Pasal 415 tentang perzinahan dan pasal 416 mengenai kohabitasi berpotensi membuat korban kekerasan rentan dilaporkan atau diadukan. Ketentuan pasal 415, misalnya, menyatakan setiap orang yang melakukan persetubuhan dengan yang bukan suami atau istri bisa dipidana.


“Padahal data 129 lembaga layanan menunjukkan kasus pemerkosaan merupakan kekerasan seksual yang paling dominan terjadi di dalam ranah relasi personal (25%),” ujar Olivia.


Banyaknya kasus pemerkosaan dan tindak kekerasan seksual yang dilakukan orang-orang dalam relasi personal/dekat berpotensi menempatkan korban pada posisi sulit dan rentan dilaporkan atau diadukan menggunakan pasal karet perzinahan dan kohabitasi RKUHP.
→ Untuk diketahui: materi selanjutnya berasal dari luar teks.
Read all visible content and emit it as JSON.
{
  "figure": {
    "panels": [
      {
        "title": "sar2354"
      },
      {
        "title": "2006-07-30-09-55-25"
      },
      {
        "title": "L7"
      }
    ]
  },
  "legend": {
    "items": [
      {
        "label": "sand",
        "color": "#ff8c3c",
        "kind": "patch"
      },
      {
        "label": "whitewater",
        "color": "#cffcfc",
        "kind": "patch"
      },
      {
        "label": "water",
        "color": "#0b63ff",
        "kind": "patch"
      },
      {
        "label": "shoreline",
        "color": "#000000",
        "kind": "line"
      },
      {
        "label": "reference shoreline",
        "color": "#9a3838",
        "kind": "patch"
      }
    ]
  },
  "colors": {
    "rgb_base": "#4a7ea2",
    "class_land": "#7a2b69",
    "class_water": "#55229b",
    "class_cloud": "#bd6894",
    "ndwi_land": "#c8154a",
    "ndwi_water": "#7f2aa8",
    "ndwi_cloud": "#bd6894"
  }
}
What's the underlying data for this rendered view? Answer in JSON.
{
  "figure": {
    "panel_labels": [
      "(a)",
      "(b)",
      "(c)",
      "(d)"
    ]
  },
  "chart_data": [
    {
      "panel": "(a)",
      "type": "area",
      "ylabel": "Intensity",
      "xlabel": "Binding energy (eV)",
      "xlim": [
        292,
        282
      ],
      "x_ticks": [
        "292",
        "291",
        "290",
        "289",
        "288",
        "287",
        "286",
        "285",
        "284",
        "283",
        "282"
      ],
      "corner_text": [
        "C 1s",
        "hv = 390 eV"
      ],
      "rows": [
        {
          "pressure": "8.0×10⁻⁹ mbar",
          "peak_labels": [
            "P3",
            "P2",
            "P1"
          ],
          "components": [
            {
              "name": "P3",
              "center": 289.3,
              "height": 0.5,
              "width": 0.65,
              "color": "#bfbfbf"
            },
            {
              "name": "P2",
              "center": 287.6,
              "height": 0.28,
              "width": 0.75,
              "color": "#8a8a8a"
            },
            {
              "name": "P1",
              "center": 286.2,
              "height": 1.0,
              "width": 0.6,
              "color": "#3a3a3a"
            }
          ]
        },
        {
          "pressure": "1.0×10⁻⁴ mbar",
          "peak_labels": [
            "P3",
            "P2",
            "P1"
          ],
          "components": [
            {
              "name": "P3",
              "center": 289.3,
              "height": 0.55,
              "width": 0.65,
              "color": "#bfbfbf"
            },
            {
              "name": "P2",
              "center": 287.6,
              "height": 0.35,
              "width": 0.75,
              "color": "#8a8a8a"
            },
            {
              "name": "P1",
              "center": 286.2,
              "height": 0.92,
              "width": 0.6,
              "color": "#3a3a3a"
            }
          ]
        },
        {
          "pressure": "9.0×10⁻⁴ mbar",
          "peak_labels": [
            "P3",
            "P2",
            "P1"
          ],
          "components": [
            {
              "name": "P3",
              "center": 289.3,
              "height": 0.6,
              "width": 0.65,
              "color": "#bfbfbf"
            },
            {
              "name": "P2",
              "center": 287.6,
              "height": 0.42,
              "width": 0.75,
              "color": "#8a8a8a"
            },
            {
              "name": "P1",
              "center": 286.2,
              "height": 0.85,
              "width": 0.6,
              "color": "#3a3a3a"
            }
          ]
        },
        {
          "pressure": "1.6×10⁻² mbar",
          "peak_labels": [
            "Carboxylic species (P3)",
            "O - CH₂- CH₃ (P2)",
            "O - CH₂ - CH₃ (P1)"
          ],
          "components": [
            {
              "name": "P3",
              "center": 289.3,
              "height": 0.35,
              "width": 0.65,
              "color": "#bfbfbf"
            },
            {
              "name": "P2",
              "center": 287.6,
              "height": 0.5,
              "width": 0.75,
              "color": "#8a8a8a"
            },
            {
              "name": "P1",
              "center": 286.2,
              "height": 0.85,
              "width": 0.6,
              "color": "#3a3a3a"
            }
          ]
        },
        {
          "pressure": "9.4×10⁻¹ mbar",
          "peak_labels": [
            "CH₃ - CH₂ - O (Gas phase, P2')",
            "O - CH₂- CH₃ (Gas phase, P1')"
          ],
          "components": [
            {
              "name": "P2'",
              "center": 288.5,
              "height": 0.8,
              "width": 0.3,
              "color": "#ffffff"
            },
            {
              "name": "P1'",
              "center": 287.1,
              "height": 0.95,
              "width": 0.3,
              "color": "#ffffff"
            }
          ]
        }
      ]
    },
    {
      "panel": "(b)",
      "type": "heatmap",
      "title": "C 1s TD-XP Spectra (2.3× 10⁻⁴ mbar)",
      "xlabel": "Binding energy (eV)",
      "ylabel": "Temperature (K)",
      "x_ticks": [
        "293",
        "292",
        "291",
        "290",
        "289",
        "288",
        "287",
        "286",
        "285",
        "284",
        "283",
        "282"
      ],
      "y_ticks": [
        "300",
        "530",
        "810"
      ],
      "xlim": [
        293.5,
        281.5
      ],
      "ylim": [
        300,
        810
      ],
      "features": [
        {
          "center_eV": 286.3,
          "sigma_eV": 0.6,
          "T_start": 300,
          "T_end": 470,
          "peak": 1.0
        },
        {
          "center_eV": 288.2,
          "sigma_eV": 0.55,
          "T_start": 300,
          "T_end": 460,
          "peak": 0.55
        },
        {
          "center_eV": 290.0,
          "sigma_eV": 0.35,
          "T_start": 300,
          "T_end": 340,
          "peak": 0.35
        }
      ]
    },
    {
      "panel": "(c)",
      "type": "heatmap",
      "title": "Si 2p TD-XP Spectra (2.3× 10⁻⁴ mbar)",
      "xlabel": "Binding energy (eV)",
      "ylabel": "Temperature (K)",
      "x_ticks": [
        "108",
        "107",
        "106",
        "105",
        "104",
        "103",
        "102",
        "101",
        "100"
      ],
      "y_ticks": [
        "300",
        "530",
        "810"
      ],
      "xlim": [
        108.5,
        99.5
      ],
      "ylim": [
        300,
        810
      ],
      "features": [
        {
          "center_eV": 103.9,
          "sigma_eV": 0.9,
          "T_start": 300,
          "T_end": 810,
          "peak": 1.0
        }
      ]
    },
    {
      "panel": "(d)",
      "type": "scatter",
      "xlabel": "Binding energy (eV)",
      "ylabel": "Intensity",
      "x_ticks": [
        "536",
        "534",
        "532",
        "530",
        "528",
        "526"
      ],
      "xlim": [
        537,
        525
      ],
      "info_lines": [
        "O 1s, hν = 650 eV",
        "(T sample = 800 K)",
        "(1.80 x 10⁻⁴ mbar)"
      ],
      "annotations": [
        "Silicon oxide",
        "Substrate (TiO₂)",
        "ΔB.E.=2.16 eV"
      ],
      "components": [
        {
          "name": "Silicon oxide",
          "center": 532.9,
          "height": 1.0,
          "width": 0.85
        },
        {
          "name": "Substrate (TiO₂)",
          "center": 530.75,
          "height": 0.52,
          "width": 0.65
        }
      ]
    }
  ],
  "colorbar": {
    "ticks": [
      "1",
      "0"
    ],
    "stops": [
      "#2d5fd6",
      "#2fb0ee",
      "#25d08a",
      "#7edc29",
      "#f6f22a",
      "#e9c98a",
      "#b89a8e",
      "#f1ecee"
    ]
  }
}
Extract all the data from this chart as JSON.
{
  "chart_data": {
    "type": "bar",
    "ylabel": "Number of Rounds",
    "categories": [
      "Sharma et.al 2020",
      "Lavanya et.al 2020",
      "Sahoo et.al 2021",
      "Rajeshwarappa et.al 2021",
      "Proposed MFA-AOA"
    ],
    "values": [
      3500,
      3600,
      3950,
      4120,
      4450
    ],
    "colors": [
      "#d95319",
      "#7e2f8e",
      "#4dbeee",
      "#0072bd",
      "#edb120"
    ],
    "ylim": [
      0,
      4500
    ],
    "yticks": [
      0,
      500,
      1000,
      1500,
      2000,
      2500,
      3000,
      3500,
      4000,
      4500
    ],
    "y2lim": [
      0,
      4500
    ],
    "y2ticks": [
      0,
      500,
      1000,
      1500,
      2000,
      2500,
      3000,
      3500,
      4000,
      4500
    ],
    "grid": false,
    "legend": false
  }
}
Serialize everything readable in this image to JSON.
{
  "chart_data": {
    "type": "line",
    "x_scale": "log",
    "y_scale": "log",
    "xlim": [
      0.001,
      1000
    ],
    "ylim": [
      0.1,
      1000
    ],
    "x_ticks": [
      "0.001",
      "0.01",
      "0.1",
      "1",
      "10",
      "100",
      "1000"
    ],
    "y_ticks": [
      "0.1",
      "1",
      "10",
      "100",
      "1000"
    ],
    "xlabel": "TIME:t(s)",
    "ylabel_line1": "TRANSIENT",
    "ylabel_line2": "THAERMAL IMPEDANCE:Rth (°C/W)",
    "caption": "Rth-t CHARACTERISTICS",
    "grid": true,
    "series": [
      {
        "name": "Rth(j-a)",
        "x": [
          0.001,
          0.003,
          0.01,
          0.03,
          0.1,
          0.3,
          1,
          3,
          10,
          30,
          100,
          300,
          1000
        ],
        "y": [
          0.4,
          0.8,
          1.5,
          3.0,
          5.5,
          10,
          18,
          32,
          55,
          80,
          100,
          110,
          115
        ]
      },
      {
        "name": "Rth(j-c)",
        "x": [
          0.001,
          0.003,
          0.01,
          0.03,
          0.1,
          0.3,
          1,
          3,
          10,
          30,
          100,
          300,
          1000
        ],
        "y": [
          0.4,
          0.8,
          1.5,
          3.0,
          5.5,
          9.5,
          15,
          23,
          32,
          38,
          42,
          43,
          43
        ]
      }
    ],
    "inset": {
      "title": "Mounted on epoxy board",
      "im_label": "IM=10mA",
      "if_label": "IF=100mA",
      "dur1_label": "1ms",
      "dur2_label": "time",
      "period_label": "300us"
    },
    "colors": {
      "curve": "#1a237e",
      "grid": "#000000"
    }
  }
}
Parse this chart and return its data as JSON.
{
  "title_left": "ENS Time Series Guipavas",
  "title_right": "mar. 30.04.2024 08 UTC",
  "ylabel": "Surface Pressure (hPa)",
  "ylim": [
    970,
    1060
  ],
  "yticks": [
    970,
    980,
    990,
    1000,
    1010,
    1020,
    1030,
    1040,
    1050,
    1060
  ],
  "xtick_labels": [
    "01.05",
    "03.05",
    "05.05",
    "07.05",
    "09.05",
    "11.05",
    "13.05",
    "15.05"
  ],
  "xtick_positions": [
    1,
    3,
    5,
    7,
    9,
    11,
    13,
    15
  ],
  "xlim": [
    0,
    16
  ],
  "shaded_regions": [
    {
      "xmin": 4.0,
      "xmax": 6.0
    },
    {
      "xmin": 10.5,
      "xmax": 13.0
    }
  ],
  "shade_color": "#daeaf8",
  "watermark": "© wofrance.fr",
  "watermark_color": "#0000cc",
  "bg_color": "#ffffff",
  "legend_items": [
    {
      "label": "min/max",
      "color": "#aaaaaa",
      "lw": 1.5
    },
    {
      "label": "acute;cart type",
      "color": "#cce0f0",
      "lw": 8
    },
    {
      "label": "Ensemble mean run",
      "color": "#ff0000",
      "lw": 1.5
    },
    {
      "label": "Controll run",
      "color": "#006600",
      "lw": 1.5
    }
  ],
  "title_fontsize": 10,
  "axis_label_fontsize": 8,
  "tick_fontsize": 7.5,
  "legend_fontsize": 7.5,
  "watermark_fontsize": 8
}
Selain itu, masih terdapat celah yang memungkinkan terjadinya praktik perkawinan anak akibat longgarnya ketentuan terkait dispensasi (pemberian izin kawin) yang dapat diajukan orang tua. Di batang tubuh maupun pasal penjelas UU No. 16 Tahun 2019 mengenai perkawinan, dispensasi bisa diberikan “dengan alasan sangat mendesak”. Tapi tidak dijelaskan secara rinci apa alasan tersebut.


Ini ditunjukkan dengan maraknya praktik perkawinan anak pasca pengesahan revisi UU Perkawinan pada 2019 lalu dan pada masa pandemi. Dorongan orang tua serta timpangnya relasi kuasa antara orang tua dan anak dalam pengambilan keputusan terkait perkawinan menjadi faktor pendorong yang memungkinkan terjadinya pengajuan dispensasi.


Data Komnas Perempuan (2022) menunjukkan angka dispensasi perkawinan anak yang dikabulkan pengadilan agama pada 2020 mencapai 64.211 pengajuan. Ini meningkat hampir 300% dari tahun sebelumnya (23.126 pengajuan dispensasi).


“Studi di berbagai negara yang mempidanakan perilaku seksual berisiko juga menunjukkan keputusan orang tua mengawinkan anaknya merupakan upaya yang sering diambil untuk menghindari stigma dan ancaman pidana,” ujar Olivia.


Belum lagi kriminalisasi perilaku seksual juga membuat remaja enggan mencari dan mengakses informasi dan layanan kesehatan seksual dan reproduksi karena takut dituduh melakukan pelanggaran pidana.


Berdasarkan catatan di atas, CISDI mendesak pemerintah dan DPR untuk:


  1. Menggunakan lensa kesehatan dan gender dalam perumusan RKUHP.
  2. Melibatkan publik secara bermakna dan transparan dalam proses perumusan RKUHP.
  3. Menghapus pasal 412 dan 414 mengenai alat kontrasepsi dan pasal 415-416 tentang perzinaan dan kohabitasi.